After growing up in the free country of the Pacific Northwest, Sarah Parsons has settled in at Amber House, the stately Maryland home that’s been in her family for generations. But the world surrounding the House feels deeply wrong to Sarah. It’s a place where the colonists lost the 1776 Insurrection, where the American Confederation of States still struggles with segregation, and where Sarah is haunted by echoes of a better world that she knows never existed.
Her friend Jackson shares these visions of a different world — and together, they manage both to remember the way things ought to be, and to plan a daring mission that will reset the universe once again. It will involve objects from the past, knowledge of the future, a leap into the unknown … and in the end, a sacrifice Sarah never imagined.*
When “Amber House” came out in 2012, it really stuck with me. The mother-daughters trio of Kelly Moore and Tucker and Larkin Reed created a story with magical elements that had a feeling of reality. That same feeling is carried out in “Neverwas,” the second book in the Amber House Trilogy. As with its predecessor, “Neverwas” feels cohesive — if I had not known there were three authors from the outset, I never would have guessed from the narrative.
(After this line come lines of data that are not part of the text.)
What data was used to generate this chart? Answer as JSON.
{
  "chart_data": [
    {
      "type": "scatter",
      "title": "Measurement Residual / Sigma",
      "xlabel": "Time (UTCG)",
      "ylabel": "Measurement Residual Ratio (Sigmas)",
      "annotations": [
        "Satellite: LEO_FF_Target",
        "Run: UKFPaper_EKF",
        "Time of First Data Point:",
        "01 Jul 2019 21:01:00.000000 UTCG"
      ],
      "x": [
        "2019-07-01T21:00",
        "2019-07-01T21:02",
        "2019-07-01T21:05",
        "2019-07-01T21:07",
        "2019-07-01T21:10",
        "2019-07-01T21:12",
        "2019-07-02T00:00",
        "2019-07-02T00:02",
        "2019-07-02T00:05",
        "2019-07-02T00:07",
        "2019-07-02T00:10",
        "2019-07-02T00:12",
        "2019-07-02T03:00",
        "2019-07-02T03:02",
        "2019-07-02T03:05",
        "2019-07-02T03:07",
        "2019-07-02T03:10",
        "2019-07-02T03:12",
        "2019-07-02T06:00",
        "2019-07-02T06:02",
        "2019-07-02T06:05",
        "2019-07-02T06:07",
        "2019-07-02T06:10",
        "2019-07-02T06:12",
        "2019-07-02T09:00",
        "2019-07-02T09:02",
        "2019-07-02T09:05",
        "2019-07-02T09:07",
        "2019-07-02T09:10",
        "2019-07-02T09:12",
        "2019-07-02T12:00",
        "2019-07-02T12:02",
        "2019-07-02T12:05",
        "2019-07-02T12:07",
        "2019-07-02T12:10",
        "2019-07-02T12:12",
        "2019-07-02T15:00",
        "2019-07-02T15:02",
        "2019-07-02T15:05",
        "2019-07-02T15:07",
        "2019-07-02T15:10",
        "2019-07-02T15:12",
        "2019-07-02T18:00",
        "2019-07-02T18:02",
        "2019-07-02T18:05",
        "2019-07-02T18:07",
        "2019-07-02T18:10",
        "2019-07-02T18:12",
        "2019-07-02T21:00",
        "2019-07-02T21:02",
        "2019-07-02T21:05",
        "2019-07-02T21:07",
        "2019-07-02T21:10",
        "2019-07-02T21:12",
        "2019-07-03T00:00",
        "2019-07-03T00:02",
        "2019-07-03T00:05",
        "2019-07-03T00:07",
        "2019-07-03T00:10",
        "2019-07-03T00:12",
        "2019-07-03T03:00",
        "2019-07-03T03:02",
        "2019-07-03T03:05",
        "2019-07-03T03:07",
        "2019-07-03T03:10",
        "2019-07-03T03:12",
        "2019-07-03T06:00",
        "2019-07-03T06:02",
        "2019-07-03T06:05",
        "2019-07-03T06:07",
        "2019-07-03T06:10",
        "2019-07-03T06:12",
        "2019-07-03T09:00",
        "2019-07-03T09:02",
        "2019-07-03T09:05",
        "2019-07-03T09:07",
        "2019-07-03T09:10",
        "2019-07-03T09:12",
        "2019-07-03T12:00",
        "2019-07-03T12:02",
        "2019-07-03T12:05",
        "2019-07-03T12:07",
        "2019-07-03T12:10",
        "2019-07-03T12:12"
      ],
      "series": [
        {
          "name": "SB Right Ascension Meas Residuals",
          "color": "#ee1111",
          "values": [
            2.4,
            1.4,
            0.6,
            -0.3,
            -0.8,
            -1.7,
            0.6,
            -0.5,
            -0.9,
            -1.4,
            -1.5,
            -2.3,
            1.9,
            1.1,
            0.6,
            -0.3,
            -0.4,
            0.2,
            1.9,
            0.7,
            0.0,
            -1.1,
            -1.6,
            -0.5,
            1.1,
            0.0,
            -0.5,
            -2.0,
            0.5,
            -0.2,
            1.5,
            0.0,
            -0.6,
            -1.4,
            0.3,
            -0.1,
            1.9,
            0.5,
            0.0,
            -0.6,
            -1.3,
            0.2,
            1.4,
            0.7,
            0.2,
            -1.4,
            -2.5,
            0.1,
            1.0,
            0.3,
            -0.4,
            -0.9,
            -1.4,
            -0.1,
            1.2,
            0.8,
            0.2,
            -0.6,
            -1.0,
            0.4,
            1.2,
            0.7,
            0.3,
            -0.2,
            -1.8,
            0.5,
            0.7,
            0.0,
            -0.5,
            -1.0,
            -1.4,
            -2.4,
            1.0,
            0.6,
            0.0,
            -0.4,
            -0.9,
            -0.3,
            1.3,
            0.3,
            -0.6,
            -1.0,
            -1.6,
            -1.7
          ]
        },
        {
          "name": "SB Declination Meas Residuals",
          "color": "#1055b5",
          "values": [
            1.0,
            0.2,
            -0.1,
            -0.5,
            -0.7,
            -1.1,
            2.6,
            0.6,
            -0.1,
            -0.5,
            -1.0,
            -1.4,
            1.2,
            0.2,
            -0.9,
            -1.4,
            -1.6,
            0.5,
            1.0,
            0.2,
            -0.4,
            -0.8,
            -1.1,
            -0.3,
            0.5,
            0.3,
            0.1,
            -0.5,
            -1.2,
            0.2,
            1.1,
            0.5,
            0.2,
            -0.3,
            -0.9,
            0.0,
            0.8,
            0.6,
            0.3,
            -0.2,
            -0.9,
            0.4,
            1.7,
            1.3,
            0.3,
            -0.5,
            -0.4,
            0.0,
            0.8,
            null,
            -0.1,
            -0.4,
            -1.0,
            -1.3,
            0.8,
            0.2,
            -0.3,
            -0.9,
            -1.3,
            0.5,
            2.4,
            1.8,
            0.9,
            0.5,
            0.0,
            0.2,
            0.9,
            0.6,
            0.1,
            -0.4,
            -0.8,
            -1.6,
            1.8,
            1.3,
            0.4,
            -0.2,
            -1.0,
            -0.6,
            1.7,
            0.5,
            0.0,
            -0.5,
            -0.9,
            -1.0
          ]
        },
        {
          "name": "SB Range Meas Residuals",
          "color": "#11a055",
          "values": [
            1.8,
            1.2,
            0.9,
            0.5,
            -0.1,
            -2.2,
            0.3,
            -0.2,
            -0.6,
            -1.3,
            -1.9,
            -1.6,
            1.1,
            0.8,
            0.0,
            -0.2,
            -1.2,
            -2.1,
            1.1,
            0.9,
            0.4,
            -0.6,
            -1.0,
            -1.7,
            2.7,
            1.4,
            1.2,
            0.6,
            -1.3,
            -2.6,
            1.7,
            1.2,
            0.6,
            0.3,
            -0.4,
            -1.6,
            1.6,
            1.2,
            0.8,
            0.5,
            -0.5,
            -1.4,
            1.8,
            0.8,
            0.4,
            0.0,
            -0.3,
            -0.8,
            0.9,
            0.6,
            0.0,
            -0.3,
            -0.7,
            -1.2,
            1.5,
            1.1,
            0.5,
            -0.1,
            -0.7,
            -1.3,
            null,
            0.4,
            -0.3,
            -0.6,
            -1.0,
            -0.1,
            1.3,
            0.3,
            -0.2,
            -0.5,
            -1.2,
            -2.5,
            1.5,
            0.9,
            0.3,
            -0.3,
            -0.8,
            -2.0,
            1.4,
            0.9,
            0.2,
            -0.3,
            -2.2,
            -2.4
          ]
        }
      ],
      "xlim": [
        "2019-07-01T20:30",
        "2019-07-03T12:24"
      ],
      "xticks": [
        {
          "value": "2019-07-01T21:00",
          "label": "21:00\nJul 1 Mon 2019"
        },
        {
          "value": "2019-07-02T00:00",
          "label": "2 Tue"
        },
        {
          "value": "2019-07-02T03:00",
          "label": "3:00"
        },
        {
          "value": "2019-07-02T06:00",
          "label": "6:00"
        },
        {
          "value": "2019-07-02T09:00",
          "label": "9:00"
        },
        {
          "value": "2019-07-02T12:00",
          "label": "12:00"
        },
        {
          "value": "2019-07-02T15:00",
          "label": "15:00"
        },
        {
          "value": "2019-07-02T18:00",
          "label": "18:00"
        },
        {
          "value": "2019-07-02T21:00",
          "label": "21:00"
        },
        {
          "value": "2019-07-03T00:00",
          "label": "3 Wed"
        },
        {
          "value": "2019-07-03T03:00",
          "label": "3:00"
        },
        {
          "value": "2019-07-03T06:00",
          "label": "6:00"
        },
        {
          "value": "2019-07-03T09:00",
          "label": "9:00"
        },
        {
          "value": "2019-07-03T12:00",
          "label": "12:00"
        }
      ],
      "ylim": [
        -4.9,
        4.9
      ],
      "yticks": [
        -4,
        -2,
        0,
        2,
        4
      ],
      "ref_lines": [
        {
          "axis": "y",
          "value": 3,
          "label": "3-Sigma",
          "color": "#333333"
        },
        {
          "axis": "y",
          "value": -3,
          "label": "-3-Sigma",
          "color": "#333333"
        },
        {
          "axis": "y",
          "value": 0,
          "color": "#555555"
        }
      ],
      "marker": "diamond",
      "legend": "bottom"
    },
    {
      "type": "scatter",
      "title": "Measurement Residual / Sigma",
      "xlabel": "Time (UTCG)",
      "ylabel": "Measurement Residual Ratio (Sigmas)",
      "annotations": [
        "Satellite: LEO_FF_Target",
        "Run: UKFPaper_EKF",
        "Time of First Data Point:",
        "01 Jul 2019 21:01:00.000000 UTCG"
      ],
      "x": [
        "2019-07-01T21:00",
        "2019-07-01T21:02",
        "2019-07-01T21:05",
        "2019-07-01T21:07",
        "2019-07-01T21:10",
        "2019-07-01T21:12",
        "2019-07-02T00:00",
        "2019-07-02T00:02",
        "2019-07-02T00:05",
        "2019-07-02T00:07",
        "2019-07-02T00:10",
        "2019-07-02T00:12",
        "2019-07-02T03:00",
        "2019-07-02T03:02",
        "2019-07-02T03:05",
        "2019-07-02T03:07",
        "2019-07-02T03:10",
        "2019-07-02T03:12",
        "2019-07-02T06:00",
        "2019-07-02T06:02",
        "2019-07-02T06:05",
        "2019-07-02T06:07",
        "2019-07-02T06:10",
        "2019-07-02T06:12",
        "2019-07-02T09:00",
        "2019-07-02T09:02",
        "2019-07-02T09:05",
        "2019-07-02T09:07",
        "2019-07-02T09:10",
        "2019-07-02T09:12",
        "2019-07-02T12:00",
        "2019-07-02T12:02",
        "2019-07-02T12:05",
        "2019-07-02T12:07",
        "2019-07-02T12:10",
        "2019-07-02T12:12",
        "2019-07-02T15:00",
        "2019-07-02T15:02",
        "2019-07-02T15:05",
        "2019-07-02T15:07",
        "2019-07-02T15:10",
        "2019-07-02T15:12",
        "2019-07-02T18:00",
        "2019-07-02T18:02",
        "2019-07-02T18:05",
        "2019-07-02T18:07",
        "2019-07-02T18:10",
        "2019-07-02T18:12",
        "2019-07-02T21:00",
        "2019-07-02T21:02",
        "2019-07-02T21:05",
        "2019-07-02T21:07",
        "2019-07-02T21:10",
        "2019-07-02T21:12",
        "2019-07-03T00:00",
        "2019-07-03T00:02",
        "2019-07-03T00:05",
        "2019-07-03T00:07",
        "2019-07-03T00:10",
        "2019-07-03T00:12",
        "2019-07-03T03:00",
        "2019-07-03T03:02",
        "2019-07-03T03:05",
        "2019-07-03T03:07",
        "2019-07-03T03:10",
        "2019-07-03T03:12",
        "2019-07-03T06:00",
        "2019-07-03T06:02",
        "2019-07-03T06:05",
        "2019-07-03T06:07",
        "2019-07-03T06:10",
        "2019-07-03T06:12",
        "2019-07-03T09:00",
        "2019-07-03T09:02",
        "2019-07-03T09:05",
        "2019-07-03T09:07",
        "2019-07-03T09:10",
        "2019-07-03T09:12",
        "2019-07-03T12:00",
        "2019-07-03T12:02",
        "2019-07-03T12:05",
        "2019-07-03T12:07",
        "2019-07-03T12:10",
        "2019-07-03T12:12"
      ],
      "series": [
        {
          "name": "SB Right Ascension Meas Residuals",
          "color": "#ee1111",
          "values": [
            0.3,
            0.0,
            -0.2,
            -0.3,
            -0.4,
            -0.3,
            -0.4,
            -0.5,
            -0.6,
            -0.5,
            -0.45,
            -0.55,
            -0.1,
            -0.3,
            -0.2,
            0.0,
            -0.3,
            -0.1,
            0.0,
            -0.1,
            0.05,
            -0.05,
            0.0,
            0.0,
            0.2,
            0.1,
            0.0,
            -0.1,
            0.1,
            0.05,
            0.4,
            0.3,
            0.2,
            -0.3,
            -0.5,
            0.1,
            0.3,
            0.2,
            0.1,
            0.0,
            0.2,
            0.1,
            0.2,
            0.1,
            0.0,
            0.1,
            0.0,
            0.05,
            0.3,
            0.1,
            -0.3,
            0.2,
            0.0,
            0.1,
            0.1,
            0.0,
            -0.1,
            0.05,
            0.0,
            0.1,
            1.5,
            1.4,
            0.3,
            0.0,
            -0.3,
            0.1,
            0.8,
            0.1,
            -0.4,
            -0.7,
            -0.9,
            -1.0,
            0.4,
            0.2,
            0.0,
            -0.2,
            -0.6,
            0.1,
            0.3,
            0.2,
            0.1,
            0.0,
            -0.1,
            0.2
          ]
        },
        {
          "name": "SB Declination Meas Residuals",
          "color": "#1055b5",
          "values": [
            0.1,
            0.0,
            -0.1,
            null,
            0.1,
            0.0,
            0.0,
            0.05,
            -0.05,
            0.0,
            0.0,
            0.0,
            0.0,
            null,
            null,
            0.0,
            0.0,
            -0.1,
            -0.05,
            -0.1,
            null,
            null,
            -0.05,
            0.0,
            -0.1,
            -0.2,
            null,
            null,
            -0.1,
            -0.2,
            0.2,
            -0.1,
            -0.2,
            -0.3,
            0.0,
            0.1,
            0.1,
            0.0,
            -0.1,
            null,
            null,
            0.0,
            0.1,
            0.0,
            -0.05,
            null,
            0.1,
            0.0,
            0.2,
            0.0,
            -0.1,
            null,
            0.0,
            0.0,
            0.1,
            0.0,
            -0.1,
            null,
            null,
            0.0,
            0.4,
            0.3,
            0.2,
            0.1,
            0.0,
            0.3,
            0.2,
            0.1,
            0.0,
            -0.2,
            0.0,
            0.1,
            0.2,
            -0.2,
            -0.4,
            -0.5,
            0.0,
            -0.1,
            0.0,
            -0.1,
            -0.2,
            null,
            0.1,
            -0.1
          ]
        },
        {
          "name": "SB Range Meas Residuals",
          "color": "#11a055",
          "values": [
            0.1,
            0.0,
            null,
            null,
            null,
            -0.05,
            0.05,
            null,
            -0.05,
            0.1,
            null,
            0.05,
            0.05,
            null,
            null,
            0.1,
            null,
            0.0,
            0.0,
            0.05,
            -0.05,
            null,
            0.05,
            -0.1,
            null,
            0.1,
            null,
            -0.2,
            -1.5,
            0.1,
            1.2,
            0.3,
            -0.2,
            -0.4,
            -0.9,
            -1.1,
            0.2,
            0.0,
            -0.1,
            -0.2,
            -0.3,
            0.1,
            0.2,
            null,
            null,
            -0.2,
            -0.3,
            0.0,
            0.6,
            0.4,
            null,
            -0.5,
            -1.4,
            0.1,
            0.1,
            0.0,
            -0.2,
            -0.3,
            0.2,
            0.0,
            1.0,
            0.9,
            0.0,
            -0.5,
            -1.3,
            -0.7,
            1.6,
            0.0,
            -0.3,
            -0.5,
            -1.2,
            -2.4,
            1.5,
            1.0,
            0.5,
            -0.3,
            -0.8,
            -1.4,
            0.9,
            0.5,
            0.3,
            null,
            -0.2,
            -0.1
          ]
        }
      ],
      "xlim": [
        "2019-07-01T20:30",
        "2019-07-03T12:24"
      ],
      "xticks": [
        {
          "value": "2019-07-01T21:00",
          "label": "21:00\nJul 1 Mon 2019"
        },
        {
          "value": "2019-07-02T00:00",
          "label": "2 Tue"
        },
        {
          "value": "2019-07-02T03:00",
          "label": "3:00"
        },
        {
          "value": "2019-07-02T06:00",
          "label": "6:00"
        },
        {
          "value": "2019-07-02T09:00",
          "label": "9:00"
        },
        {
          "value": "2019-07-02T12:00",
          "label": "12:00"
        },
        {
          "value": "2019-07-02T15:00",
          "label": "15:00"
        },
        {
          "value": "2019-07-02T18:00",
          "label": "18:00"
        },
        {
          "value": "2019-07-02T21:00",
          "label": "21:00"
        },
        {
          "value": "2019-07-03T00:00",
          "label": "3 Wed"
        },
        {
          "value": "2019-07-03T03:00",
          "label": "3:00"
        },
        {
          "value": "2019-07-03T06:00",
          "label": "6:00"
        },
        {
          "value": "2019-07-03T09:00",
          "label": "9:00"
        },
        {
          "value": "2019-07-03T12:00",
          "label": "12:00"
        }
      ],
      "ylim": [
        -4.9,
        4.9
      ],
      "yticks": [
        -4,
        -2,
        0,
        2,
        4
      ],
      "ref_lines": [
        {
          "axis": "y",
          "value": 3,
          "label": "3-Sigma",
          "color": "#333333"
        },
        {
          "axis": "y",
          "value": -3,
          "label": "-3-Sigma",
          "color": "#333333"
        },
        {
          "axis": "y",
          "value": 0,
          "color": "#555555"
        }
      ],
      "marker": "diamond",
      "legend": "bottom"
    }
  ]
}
With “Neverwas,” I was once again swept up in Sarah’s story. It was fascinating to enter a world where the United States isn’t united but rather countries that may have been. It’s a world where the Nazis didn’t lose, and segregation is alive and well in the American Confederation.
As Sarah embarks on a journey to bring back a better world, we get to know her and her family better. Again, the highlight for me is Sarah’s interaction with her younger brother who appears to be simple but has a depth of understanding far beyond what he should.
“Neverwas” ends in a cliffhanger of sorts. Sarah has changed history again, but to what, we’ll have to wait for the final book in the Amber House trilogy. It’s sort of a typical middle-book treatment, although it feels less like a setup than many of its contemporaries. I’m excited to see where this writing trio takes things. Fingers crossed Book 3 lives up to the first two.